Assim que Bernir estava tendo um momento com Roland, alguém os interrompeu limpando a garganta atrás deles. Assim que olharam para Rastix que estava lá, ele levantou o nariz, como se estivesse esperando por algo.
“Você não está esquecendo de algo…”
“Sim… Obrigado, Sr. Rastix, isso não teria sido possível sem sua ajuda.”
“Certamente não!”
O gnomo começou a rir, como se fosse o principal motivo do sucesso, enquanto Bernir assentia sem jeito. Roland, por outro lado, focava nos dados coletados, ouvindo seu espírito da torre, Sebastian, que estava se comunicando com ele através de seu capacete. Sua IA tinha a tarefa de analisar os dados e, talvez no futuro, replicar esse processo sem o envolvimento direto de Roland.
Agora que o entendimento de Roland sobre tecnologia rúnica havia atingido esse nível, não seria absurdo que começasse a automatizar alguns dos processos que tinha sido forçado a executar manualmente. Contanto que Sebastian recebesse os dados e uma ferramenta ou corpo golêmico para controlar, ele provavelmente seria capaz de recriar o mesmo processo. A parte difícil ainda era uma maneira de recriar o processo de criação de runas que estava bloqueado por habilidades, mas tinha uma ideia para lidar com isso.
“Bernir, tire o resto do dia de folga, cubra seu braço com esta manga por enquanto até que possamos fazer algo melhor.”
Bernir recebeu uma longa luva de couro para cobrir a prótese prateada. Ele não precisava ser visto andando com ela pela cidade. A luva não era muito justa e precisava ser amarrada na parte superior do braço, mas por enquanto, estava tudo bem. No futuro, ele planejava substituí-la por algo semelhante ao traje graça prateada que ele usava como armadura.

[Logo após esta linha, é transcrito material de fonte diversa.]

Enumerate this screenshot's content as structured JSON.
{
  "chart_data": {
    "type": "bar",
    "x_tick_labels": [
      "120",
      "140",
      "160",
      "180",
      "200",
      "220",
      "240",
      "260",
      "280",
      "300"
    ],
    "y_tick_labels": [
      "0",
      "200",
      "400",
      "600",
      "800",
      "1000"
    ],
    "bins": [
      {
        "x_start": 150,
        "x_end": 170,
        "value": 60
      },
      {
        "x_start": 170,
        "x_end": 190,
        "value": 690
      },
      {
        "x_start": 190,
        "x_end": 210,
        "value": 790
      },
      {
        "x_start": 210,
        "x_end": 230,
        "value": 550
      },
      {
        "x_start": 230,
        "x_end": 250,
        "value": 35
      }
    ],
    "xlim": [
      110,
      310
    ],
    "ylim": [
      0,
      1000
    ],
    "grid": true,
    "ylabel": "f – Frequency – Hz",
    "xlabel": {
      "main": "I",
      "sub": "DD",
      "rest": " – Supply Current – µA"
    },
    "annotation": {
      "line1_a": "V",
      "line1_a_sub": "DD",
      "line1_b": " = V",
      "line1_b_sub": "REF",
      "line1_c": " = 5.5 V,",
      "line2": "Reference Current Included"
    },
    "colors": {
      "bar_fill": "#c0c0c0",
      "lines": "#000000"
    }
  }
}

“Sim, chefe, e obrigado novamente.”
“Não precisa me agradecer, quando você terminar de se recuperar terá muito mais trabalho a fazer…”
Roland tirou o capacete, revelando um grande sorriso. Bernir estremeceu com a visão, percebendo que logo precisaria aumentar sua produtividade. Eventualmente, ele e Rastix foram embora, mas o gnomo continuou a agir presunçosamente sobre a nova invenção. Ele não queria estragar o humor do homem agora, mas eventualmente, precisaria lembrar Rastix sobre o conteúdo do contrato deles. O gnomo provavelmente não ficaria tão feliz quando percebesse que os direitos da prótese e do adesivo pertenciam a Roland.
“Finalmente isso acabou, só espero que não haja complicações. O processo é simples o suficiente para que aplicá-lo a outras pessoas sem minha ajuda seja… o que me deixa com uma última coisa para decidir…”
Assim que ficou sozinho em sua oficina, Roland foi para sua sala de pesquisa particular. Em uma bancada ao lado, havia vários braços golêmicos, resquícios de seus testes e pesquisas iniciais. Alguns foram recuperados de goblins, enquanto outros nunca chegaram a um sujeito vivo. Então, do outro lado, havia uma engenhoca de aparência bastante estranha da qual ele começou a se aproximar.
Dois braços metálicos pendiam da configuração, conectados a algo que parecia um anel metálico grosso. No meio do anel havia um poste grosso, ao qual o anel era conectado por quatro hastes metálicas. Esses braços incluíam as áreas do braço superior e do antebraço, e eles ganharam vida quando Roland se aproximou.
Uma vez que a estranha criação com membros foi ativada, ela começou a imitar a postura de seu criador. Quando ele levantou um dos braços, o braço metálico também se moveu para cima. Se ele se virasse, o anel se movia com seus movimentos. Depois de um momento, ele enviou alguns socos voando para frente, e a máquina espelhou seus movimentos quase na mesma velocidade.
“O que devo fazer com essa tecnologia… e quão grande posso torná-la?”
Não muito longe deste aparato com braços, havia uma máquina rúnica recentemente consertada. Era o grande equipamento que Bernir havia usado quando os cultistas abissais apareceram. Este golem também começou a espelhar os movimentos de Roland e podia até mesmo se mover para frente em conjunto com seus passos.
“Com algo assim, até um fazendeiro poderia começar a matar monstros…”
O golem foi desativado e logo ele mudou para um esquema. Lá, alguns desenhos detalhados de armaduras rúnicas e armamentos estavam presentes. Ainda faltava uma semana para o fim de sua folga e talvez houvesse algum tempo para fazer algumas atualizações.